In the months preceding I'd met lots of Bob's drug friends -- John, Phil, Nana, Mike -- and his dealers, Bobby and Bobby, as well. So it wasn't like I needed Bob to make any phone calls for me anymore.
And another thing happened while I was away for Thanksgiving -- Phil robbed me. He stole dozens of my CDs and sold them for drug money. And I busted him. I had called the cops, who were, of course, doing nothing, so I made a list of everything that was missing, and went around to a bunch of used record shops until I found the one where he had sold them. It wasn't especially hard to figure out which store he'd gone to: once I tried all the stores in our neighborhood, I went to the one that was closest to where we bought our drugs. Bingo.
But the cops couldn't arrest him right away, because he hadn't given his ID when he'd sold my stuff. The guy who was working at the record store knew Phil by his first name, so he didn't make him show his ID when he sold my stuff, and Phil had used a fake last name. The cops had to wait for that guy to pick out Phil's picture before they could arrest him. This has everything to do with how I went from snorting to shooting up.
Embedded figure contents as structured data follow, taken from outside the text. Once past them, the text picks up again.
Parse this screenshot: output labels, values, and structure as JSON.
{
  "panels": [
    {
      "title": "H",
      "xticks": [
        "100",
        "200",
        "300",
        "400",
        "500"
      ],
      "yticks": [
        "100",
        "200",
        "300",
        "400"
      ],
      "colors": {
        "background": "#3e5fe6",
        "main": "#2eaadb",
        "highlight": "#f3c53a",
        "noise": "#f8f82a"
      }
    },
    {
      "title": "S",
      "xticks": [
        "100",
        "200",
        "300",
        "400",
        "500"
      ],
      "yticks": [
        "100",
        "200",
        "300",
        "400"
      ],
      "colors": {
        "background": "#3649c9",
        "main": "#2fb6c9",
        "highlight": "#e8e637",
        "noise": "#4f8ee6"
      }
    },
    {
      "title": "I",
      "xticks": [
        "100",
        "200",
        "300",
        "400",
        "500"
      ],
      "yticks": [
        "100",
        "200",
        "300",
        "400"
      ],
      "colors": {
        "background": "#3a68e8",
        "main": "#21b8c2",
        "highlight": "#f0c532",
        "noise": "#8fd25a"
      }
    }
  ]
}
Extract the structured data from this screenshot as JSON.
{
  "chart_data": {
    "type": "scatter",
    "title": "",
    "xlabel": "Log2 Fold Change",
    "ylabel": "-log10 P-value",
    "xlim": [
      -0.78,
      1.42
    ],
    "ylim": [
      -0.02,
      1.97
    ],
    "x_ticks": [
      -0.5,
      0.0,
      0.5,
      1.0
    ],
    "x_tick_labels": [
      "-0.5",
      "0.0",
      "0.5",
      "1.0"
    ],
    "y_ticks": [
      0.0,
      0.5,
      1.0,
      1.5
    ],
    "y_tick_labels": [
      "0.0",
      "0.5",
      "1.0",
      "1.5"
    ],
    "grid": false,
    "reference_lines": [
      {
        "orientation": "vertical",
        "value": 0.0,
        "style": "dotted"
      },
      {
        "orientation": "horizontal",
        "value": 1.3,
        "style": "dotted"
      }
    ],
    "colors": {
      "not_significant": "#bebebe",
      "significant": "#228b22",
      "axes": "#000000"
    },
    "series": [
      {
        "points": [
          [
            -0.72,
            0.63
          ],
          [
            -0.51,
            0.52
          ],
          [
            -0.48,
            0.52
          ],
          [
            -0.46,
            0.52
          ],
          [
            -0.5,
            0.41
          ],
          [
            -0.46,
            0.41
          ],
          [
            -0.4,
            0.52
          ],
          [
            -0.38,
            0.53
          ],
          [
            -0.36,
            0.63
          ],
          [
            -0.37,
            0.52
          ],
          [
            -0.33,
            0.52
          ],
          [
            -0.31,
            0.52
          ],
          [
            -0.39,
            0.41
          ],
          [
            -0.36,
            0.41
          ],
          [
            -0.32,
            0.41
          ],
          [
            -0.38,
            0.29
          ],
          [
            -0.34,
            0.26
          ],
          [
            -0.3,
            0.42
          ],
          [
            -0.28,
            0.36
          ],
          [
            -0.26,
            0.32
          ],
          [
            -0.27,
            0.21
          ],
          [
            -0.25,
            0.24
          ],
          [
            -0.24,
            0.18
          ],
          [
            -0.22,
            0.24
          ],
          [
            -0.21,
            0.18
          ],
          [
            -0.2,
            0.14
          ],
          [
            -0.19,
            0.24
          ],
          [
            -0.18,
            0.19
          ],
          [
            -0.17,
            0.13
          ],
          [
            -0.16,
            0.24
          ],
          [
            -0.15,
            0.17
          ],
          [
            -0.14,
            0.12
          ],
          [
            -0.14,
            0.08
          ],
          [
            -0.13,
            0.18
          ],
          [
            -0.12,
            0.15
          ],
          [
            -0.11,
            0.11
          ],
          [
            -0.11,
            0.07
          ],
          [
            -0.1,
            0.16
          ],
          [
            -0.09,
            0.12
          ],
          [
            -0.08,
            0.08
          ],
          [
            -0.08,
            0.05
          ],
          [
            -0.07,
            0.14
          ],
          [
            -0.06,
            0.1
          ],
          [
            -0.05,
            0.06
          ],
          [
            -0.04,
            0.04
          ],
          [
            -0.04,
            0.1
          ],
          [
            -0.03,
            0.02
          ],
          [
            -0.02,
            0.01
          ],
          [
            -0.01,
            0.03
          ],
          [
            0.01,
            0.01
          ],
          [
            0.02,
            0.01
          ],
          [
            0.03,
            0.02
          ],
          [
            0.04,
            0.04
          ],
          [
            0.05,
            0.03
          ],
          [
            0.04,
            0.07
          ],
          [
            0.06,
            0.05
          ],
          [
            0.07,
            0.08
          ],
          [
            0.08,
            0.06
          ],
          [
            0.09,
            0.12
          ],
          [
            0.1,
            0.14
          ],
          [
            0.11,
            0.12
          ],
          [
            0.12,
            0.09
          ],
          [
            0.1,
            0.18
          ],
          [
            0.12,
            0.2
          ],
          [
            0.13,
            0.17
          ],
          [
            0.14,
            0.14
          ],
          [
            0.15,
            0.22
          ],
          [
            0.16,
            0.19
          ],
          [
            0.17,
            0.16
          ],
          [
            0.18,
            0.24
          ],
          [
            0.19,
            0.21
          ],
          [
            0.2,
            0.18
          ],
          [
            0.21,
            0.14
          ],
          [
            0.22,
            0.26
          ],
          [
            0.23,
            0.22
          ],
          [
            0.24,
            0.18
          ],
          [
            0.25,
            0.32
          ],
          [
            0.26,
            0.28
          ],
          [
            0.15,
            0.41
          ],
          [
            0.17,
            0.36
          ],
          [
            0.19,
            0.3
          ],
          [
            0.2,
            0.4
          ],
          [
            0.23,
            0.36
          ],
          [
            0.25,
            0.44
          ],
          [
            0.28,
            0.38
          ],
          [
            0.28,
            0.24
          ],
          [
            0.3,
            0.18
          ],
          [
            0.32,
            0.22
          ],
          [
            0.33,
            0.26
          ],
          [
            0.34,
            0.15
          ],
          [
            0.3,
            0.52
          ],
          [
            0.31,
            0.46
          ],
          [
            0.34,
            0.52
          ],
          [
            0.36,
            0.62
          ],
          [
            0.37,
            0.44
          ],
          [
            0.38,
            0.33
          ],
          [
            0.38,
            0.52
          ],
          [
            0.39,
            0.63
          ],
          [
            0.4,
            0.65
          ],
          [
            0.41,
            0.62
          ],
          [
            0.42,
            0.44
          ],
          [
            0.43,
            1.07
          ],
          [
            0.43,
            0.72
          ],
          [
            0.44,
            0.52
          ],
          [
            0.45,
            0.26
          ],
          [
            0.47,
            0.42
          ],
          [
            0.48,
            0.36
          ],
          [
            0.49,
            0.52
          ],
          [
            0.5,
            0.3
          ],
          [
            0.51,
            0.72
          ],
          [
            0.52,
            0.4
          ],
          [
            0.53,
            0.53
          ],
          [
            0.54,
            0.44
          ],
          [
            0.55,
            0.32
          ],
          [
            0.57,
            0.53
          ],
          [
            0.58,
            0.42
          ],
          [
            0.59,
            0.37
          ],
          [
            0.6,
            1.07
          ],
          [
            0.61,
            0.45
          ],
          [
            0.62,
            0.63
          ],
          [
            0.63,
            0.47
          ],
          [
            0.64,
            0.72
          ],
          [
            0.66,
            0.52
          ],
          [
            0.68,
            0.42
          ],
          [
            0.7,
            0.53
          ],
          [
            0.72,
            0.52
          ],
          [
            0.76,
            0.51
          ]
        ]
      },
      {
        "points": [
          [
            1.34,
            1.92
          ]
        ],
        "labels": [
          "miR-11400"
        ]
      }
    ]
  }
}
Phil was always going on and on about how much better shooting up was, how I should really try it. I decided that I knew that Phil was going to jail (even if Phil didn't know that), so I may as well let him shoot me once, because I was about to lose my chance. Yea. And in the end, Phil got arrested, but I got my stuff back, so the charges got dropped. None of which mattered, because by then, I'd become a shooter.
So fast forward to April of 1996. Bob and Tracey had been gone for months, and there was a rumor floating that they might be coming back to town for someone's wedding. One of our dealers had gotten busted and then died (cancer), but the other dealer, Bobby D., was still in business and still doing fine. I liked Bobby D., and it may sound insane, but I think he liked me too. He sold out of his house (he was agoraphobic, really), and he liked having people sit around and chat with him once the business was done.
It was Bobby D. who told me that Bob had died.
Apparently Bob and Tracey had come to town for the weekend, and they had stopped by to visit Bobby. They bought some h, they shot up, and then ... well, and then everything seemed fine. They sat around bullshitting, and Bob went into the kitchen to make a sandwich. It was then that he collapsed. But they revived him -- revived him to the point where his eyes were open and he was talking -- "Huh? What's going on? What's happening?" -- and everyone breathed a huge sigh of relief. Bobby decided to close up shop for the evening and just keep his eye on Bob and the crisis that they believed had been averted. Tracey and Bob spent the night. Bob slept on the couch and Tracey got up every half hour or so to check on him. At 5:00 am, he was fine, sleeping, breathing fine, snoring. At 5:20 am, he was dead.
They called 911. Tracey said the paramedics were great, working really hard, doing everything, until they found out that he had done heroin. Then he became, in the words of Everclear, "just another overdose."
And me? I was fine. Alarmingly fine. I didn't cry about it for probably six months, which was around the time that I got off of heroin and started taking methadone. But it did give me a scare, and prompted me to face the fact that I was in trouble. Five days later I left my job. Two days after that I moved back to Pittsburgh. And two days after that, I was in detox for the first time (of course, a week after that, I'd found a Pittsburgh source and was shooting up again, but, you know, these things take time sometimes).
I've long since lost touch with all of these people. I talked with Tracey on the phone a few times after everything happened, though I never much believed anything she said. I know that Mike OD'd in the bathroom of a restaurant, but that a waiter revived him and got him the fuck out of there before the cops arrived. I know Nana was in and out of rehab. I know that John went to St. Louis for Bob's funeral. And I wrote to Bob's mother a few times, and sent her copies of all of the pictures I had of him. She said that he looked so happy and alive in those pictures. She sent me a picture of a shrine that she had made to him. I have all of those pictures on my living room wall now.
It is remarkable to me how quickly our lives can spiral out of control. I had a college degree and a job that I loved when all of this happened. Bob was a talented woodworker, had a job in his field and was even teaching a class in cabinetry when we first met. One bad decision led to another, and before our very eyes, our lives became disasters. His death was so pointless, and yet so inevitable.